Pour comprendre pourquoi la silice faisait une telle différence, l’équipe a mesuré les espèces réactives de l’oxygène directement à l’aide de colorants fluorescents. À fortes concentrations de fer, les cultures dépourvues de silice présentaient de forts signaux d’espèces réactives, cohérents avec une chimie stressante autour des cellules. Dans les milieux riches en silice, ces signaux restaient proches du niveau de fond même lorsque les concentrations de fer étaient extrêmes. Les chercheurs interprètent cela comme la liaison de la silice au fer dissous et la formation d’agrégats fer–silice. Une fois enfermés dans ces amas, le fer est moins disponible pour alimenter les réactions en chaîne qui génèrent des oxydants dommageables. L’effet net est d’adoucir l’environnement chimique, permettant aux cyanobactéries de continuer à photosynthétiser au lieu d’être paralysées par le stress oxydatif.

Rythmes jour–nuit et impacts à l’échelle océanique

Les expériences ont également été menées sous des cycles lumineux jour–nuit réalistes plutôt que sous une illumination constante. Dans ces conditions alternées, les cyanobactéries oxydèrent le fer plus rapidement et toléraient mieux les eaux riches en fer, ce qui suggère que les périodes de « repos » nocturne réduisent le stress à long terme. En utilisant les taux de production d’oxygène mesurés en laboratoire, les auteurs ont ensuite construit un modèle numérique simple d’une colonne d’eau océanique primitive. Pour des abondances plausibles de cyanobactéries et des taux réalistes de remontée d’eaux profondes, ils ont constaté que les eaux de surface pouvaient devenir riches en oxygène tandis que les couches profondes restaient chargées en fer. Dans de nombreux scénarios, les concentrations d’oxygène dans la zone éclairée atteignaient ou dépassaient les niveaux de saturation des eaux modernes, ce qui implique que des « oasis » locales d’oxygène au-dessus de profondeurs riches en fer ont pu être courantes.
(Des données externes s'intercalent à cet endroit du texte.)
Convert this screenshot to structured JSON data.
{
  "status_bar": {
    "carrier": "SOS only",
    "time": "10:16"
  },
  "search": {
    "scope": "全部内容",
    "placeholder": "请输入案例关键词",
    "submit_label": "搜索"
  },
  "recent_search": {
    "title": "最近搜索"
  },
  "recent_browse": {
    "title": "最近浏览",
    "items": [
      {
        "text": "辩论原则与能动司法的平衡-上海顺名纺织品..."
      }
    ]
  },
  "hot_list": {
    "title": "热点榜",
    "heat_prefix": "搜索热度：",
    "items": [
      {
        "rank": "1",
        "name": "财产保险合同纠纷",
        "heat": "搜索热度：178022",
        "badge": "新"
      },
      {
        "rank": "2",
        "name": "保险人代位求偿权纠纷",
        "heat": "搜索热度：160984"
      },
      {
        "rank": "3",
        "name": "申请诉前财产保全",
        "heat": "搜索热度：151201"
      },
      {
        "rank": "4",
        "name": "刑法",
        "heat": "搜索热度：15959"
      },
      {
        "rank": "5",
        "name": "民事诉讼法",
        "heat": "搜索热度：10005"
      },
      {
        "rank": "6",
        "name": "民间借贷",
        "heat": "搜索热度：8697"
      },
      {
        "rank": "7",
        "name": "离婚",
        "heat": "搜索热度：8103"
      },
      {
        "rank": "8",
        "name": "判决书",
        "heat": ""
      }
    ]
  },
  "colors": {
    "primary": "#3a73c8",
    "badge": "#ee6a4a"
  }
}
Repenser pourquoi l’oxygène a mis tant de temps

Pris ensemble, les résultats suggèrent que les espèces réactives de l’oxygène formées à partir du fer et de l’oxygène n’étaient probablement pas un obstacle insurmontable pour les cyanobactéries primitives, à condition que la silice soit abondante et que les cycles naturels jour–nuit prévalent. Plutôt que d’être chroniquement empoisonnés, ces microbes ont probablement trouvé de nombreux milieux côtiers où la silice tamponnait les effets néfastes du fer, leur permettant de croître, d’oxyder d’énormes quantités de fer et de relâcher un excédent d’oxygène dans l’atmosphère. Le mystère persistant de la lente oxygénation de l’atmosphère terrestre doit donc davantage s’expliquer par des facteurs à grande échelle — tels que la rapidité avec laquelle l’oxygène était consommé par les gaz volcaniques et les roches — que par la chimie locale autour de cellules microbiennes individuelles.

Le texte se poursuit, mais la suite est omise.